講演+インタビューシリーズ『ライフスタイルを見る視点』


1.友人との共食で子育て期を楽しく


 3.共食から得る喜び

品数は飲み物などを入れて4.3品、自分で作る品数が2.7品といったところです。メニューは、「おいしい」、「子供が食べられる」、「見栄えがよい」といった基準で決めています。こうして作られた料理は共食の話題の一つになります。自分が作って評判のよかった料理としては、「サラダ」、「パスタ」、「カレー」が上位3位です。これらは普段作っているものと同じでしょうし、聞いてみますと、残ったらそのまま夕飯にできるようなものを作っているとのことです。また、友人の作った料理がおいしかったとか簡単そうということで、自分の家でも作ったという人が60%ほどいました。つまり、共食が新しい料理を見つける場にもなっているわけです。

共食の準備ですが、「とても楽しい」と「まぁ楽しい」を合わせると7割強になります。しかし、この年代の人たちは普段の食事作りは楽しいとは思っていません。普段の食事作りは楽しいですかと聞くと、他の年代では65%が「楽しい」と答えていますが、幼い子供がいる母親達でそう答える人は4割もいません。逆に言うと、共食がどれだけ楽しいのか、この結果はよく表していると思います。余談ですが、30〜50代の男性の4割程度がお料理をしますが、その9割は「楽しい」と答えています。頻度的にも少ないですから趣味としては楽しいのでしょう(笑い)。

料理にはそれほどお金と手間をかけていません。予算にして平均3251円になります。これが母子4組の1回分の食事の代金です。もっとも、買ってきた分も加算されますから、女性に言わせると高い感じがします。しかし、冷蔵庫にあったものだけで済ませることはまずありません。ただし、予算は就業形態によって異なります。フルタイマーの共食は土日が多いので、夫も参加してアルコールをとることも多いですから。また、共食の頻度も少ないため、一回の共食のお料理の品数も多くなって予算もぐっと増えます。

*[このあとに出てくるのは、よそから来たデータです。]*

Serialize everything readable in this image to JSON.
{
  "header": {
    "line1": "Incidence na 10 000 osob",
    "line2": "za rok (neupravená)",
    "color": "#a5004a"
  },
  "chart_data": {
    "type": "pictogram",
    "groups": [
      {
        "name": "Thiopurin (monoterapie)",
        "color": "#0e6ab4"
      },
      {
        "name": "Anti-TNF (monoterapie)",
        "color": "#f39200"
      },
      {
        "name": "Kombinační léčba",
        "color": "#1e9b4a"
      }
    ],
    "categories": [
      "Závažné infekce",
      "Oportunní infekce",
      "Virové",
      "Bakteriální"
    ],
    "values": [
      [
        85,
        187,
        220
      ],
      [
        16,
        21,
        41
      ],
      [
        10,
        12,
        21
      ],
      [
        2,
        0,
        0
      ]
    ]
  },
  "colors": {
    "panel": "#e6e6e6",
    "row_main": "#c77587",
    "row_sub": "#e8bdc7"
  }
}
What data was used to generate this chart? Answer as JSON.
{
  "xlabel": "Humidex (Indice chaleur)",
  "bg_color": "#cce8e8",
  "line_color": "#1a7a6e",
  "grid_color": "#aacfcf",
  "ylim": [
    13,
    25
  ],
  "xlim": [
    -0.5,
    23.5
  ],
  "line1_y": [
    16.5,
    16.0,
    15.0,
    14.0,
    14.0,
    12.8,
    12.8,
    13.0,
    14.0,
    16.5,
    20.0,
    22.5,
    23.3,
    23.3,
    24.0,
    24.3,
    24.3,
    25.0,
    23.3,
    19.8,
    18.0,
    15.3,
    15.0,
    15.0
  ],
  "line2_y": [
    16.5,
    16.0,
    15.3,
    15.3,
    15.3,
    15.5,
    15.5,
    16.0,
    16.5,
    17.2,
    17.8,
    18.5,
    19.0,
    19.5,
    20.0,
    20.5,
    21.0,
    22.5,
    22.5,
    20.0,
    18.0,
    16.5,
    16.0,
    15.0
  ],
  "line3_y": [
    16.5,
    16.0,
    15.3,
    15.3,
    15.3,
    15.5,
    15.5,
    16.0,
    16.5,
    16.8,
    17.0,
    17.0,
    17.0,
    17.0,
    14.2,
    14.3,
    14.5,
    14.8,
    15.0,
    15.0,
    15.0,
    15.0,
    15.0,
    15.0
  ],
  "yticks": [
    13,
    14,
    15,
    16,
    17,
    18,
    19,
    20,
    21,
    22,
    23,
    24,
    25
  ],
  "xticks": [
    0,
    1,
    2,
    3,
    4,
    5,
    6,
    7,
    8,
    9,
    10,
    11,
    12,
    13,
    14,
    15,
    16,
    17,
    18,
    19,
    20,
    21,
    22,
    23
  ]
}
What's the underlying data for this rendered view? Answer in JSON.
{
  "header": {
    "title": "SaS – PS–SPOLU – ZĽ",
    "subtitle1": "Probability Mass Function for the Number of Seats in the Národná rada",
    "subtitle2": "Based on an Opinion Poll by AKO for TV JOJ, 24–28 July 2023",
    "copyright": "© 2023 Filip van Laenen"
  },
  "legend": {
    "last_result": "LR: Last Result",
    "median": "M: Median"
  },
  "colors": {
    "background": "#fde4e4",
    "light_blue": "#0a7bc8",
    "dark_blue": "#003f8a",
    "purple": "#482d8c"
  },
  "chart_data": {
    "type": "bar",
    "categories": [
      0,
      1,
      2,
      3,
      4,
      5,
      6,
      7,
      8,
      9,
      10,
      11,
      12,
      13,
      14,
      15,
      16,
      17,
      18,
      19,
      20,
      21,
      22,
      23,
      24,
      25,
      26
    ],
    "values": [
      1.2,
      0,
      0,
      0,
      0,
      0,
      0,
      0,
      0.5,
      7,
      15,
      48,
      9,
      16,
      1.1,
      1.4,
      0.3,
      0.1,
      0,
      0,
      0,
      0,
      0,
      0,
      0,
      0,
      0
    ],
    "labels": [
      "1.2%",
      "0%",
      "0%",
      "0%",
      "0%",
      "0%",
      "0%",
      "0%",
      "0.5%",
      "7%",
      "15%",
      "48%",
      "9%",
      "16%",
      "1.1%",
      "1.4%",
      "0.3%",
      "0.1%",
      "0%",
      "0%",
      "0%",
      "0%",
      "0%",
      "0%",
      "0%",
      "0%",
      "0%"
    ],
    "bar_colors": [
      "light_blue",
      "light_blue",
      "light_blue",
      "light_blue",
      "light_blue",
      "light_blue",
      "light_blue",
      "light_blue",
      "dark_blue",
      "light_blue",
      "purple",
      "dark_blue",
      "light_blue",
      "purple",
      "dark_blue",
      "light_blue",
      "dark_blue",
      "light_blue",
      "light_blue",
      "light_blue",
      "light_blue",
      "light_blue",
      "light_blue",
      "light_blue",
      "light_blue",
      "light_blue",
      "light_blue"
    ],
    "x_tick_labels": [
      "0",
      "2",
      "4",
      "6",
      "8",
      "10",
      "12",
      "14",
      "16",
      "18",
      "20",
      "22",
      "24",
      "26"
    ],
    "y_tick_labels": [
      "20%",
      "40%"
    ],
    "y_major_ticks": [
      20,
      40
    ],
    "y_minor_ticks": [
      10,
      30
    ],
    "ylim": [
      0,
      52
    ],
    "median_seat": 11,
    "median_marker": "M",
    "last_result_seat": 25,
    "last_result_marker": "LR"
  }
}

料理にかける時間は1時間50分です。普段の平均は1時間ほどですが、お菓子を作ったりする場合に長くなるようです。時には、出前や市販品を利用したり、持ち寄りをお願いして友人の助けを借りたりして、かける手間を減らしています。お料理以外の準備や後片付けも特別なことはしていなくて、お掃除を少し念入りにしているだけです。後片付けの負担感なども聞いているのですが、ヒアリングでは「2対8くらいで、負担感より楽しさの方が上回る」と答えています。



共食について様々な観点から評価してもらったのですが、とにかく「楽しい」という評価になります。それらを因子分析すると5つの因子が抽出されました。まず、「新しいことに取り組むきっかけ」が得られたという評価、次に「料理への関心が高まった」こと、三つ目としては「気持ちが前向きになった」などの情緒的サポートが得られたという評価、四つ目には「子供達の交流の機会になった」こと、そして最後に共食を通じて「友人と仲良くなれた」ということです。つまり、友人との共食は食を媒体としてコミュニケーションを図る場であり、社会との接点になっていると言えるかと思います。

以上の結果から、家に呼んだり呼ばれたりする共食は、友人とのコミュニケーションを促進させる一つの方法になっています。そして、そのような地域の人々との交流は孤立しがちな子育て期の母親にとって、社会との接点であり、ストレスを抱える母親たちの精神的な支えにもなっていると言えます。また、キッチンやリビングが友人を呼びたくなるような空間になっていると、共食をより行いやすくなることにもつながるかと思います。